Moreover, in an experiment the types of actuation to generate initial disturbances will be limited by hardware. Nevertheless, as shown in our channel flow example with localized forcing (dataset $3$), even though the flow is forced by a specific input, we learn about the response to inputs living in a much larger subspace. Specifically, the learned forcing modes are constrained to the subspace spanned by the whole sequence of data snapshots, whereas the actual impulse corresponds to the first snapshot only. More formally, if initial disturbances are generated by an actuator configuration limited to producing inputs $\boldsymbol {f}={\boldsymbol{\mathsf{B}}}\boldsymbol {u}$, then the learned forcing and response modes are constrained to live in the controllable subspace of the system, rather than just the column space of ${\boldsymbol{\mathsf{B}}}$. This result is very encouraging, demonstrating that we are able to learn a highly amplified, albeit sub-optimal, forcing mode and its corresponding response mode from an experimentally plausible disturbance. Interestingly, this result implies that, with enough measurements, system controllability is a sufficient, although not necessary, condition to guarantee convergence of data-driven results to the operator-based ones from full resolvent analysis.

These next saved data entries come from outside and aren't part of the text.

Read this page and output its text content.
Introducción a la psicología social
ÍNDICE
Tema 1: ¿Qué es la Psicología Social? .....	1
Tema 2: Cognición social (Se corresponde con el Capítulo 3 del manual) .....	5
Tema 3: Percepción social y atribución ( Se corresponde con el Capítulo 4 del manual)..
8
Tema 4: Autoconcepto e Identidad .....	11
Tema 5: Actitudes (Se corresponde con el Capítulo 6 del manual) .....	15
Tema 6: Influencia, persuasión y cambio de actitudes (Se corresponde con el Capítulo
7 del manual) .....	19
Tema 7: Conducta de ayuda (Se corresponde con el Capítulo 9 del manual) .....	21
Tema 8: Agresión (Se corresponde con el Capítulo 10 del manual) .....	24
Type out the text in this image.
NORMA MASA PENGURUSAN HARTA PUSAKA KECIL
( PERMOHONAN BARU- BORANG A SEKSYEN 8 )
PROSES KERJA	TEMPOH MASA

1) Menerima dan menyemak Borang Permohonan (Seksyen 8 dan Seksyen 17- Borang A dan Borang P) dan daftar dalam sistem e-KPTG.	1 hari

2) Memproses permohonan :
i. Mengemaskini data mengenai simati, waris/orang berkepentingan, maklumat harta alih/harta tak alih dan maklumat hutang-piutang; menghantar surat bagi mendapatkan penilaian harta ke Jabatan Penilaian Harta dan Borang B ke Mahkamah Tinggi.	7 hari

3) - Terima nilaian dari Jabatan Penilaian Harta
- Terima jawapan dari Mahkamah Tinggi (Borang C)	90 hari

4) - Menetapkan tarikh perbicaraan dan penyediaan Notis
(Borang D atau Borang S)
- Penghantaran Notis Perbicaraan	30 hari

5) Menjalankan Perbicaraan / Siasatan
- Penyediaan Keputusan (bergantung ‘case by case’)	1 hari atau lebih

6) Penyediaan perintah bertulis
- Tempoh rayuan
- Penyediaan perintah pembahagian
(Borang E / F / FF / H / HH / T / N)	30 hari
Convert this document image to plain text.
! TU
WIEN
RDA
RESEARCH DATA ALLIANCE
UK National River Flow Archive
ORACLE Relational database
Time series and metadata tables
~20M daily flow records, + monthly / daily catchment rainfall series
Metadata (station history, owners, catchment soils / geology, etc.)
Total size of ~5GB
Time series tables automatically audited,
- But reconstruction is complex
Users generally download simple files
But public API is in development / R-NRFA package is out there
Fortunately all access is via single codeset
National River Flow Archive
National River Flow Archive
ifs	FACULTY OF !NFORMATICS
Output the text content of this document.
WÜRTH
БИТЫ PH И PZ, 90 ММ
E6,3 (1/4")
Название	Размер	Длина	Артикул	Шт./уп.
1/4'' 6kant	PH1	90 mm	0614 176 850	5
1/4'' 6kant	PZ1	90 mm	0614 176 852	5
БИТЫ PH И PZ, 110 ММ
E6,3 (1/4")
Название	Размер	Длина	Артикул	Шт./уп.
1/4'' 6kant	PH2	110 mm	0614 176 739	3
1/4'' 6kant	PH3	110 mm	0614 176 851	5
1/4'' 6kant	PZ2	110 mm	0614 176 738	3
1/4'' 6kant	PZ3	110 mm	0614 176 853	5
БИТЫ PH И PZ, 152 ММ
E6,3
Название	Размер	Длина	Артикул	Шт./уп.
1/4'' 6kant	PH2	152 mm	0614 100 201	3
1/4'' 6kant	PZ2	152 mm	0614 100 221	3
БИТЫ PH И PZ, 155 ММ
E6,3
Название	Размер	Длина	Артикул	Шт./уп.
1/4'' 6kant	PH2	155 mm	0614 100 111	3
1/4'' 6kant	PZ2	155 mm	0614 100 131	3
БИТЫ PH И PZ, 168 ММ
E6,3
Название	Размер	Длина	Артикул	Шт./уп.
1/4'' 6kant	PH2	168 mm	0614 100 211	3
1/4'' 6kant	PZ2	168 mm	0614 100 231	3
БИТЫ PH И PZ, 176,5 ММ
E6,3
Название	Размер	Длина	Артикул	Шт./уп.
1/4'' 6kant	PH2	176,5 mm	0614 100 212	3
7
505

The limitations described above make it challenging for this method to approximate the forcing and response modes of the full resolvent operator in an experimental setting. However, even with partial measurements and a limited set of initial disturbances, we envisage experimental applications of data-driven resolvent analysis to learn high-gain input–output pairs that, although will not correspond to the optimal forcing and response, may provide valuable ‘and otherwise unavailable’ information to guide controller design in linear non-normal systems.